Weeksville Heritage Center has big plans to promote Black history amid hope to reopen

The Weeksville Heritage Center is a historic staple in Crown Heights.
Many consider it a true hidden gem committed to keeping Black history alive on the very grounds where one of America's largest and oldest free Black communities once thrived.
Raymond Codrington, the center's new CEO and president, says he has big plans to continue promoting the historic Black history that took place here with COVID-19 protocol in place.
"The hope is that we're checking with various guidelines state, local, federal to what's opening, what's safe.

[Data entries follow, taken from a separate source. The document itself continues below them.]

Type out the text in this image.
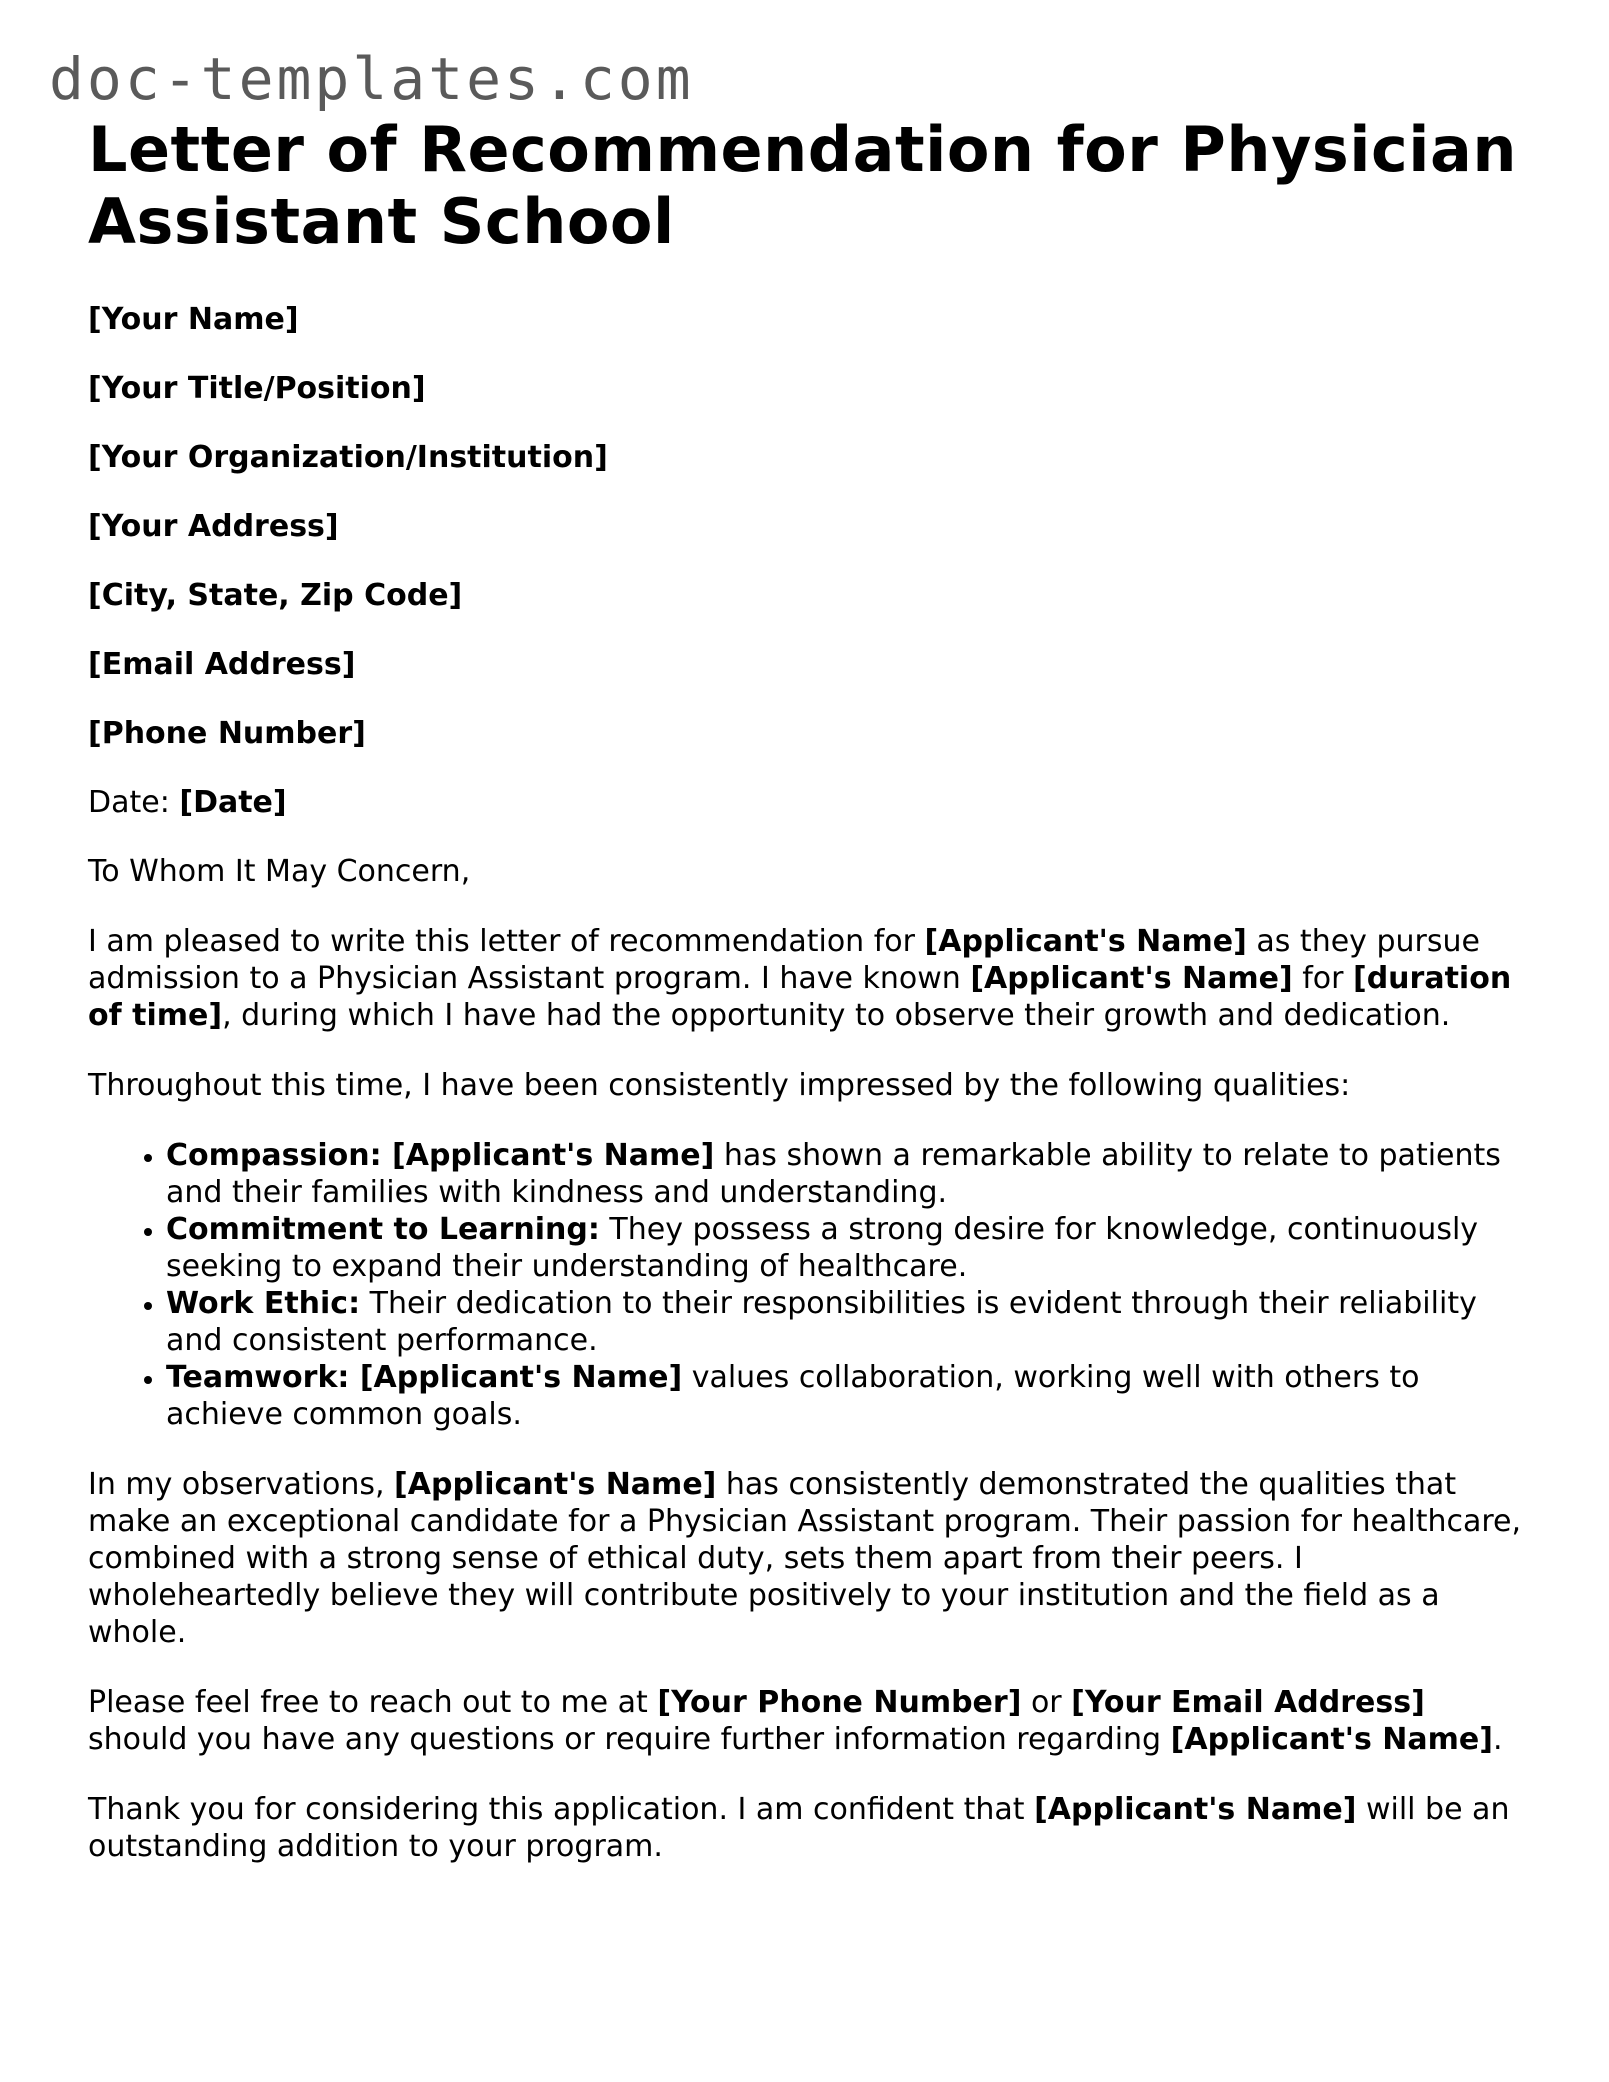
doc-templates.com
Letter of Recommendation for Physician Assistant School
[Your Name]
[Your Title/Position]
[Your Organization/Institution]
[Your Address]
[City, State, Zip Code]
[Email Address]
[Phone Number]
Date: [Date]
To Whom It May Concern,

I am pleased to write this letter of recommendation for [Applicant's Name] as they pursue admission to a Physician Assistant program. I have known [Applicant's Name] for [duration of time], during which I have had the opportunity to observe their growth and dedication.

Throughout this time, I have been consistently impressed by the following qualities:

• Compassion: [Applicant's Name] has shown a remarkable ability to relate to patients and their families with kindness and understanding.
• Commitment to Learning: They possess a strong desire for knowledge, continuously seeking to expand their understanding of healthcare.
• Work Ethic: Their dedication to their responsibilities is evident through their reliability and consistent performance.
• Teamwork: [Applicant's Name] values collaboration, working well with others to achieve common goals.

In my observations, [Applicant's Name] has consistently demonstrated the qualities that make an exceptional candidate for a Physician Assistant program. Their passion for healthcare, combined with a strong sense of ethical duty, sets them apart from their peers. I wholeheartedly believe they will contribute positively to your institution and the field as a whole.

Please feel free to reach out to me at [Your Phone Number] or [Your Email Address] should you have any questions or require further information regarding [Applicant's Name].

Thank you for considering this application. I am confident that [Applicant's Name] will be an outstanding addition to your program.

We want audiences to feel safe, patrons to feel safe and staff as well," Codrington says.
While the Weeksville Heritage Center has been closed throughout the pandemic, Codrington hopes it can open soon at some capacity.
"Moving into the fall we have John Maynard Lecture Series, we have 'On Stage at Weeksville,' which is a performance series, and we also have, I'm really excited about, this virtual programming for teachers, virtual professional development," Codrington says.
The preserved living spaces inside the Hunterfly Road houses were at one point home to over 500 free Black men and women of a thriving vibrant Black community. The center says people came from all over the country to settle dating back to 1838.
Codrington says he is committed to spreading the rich history rooted in the community and keep important conversations going.
"We keep it moving. We have artists workshops taking place in a virtual space," Codrington says. "We've been able to maintain a good momentum throughout the pandemic."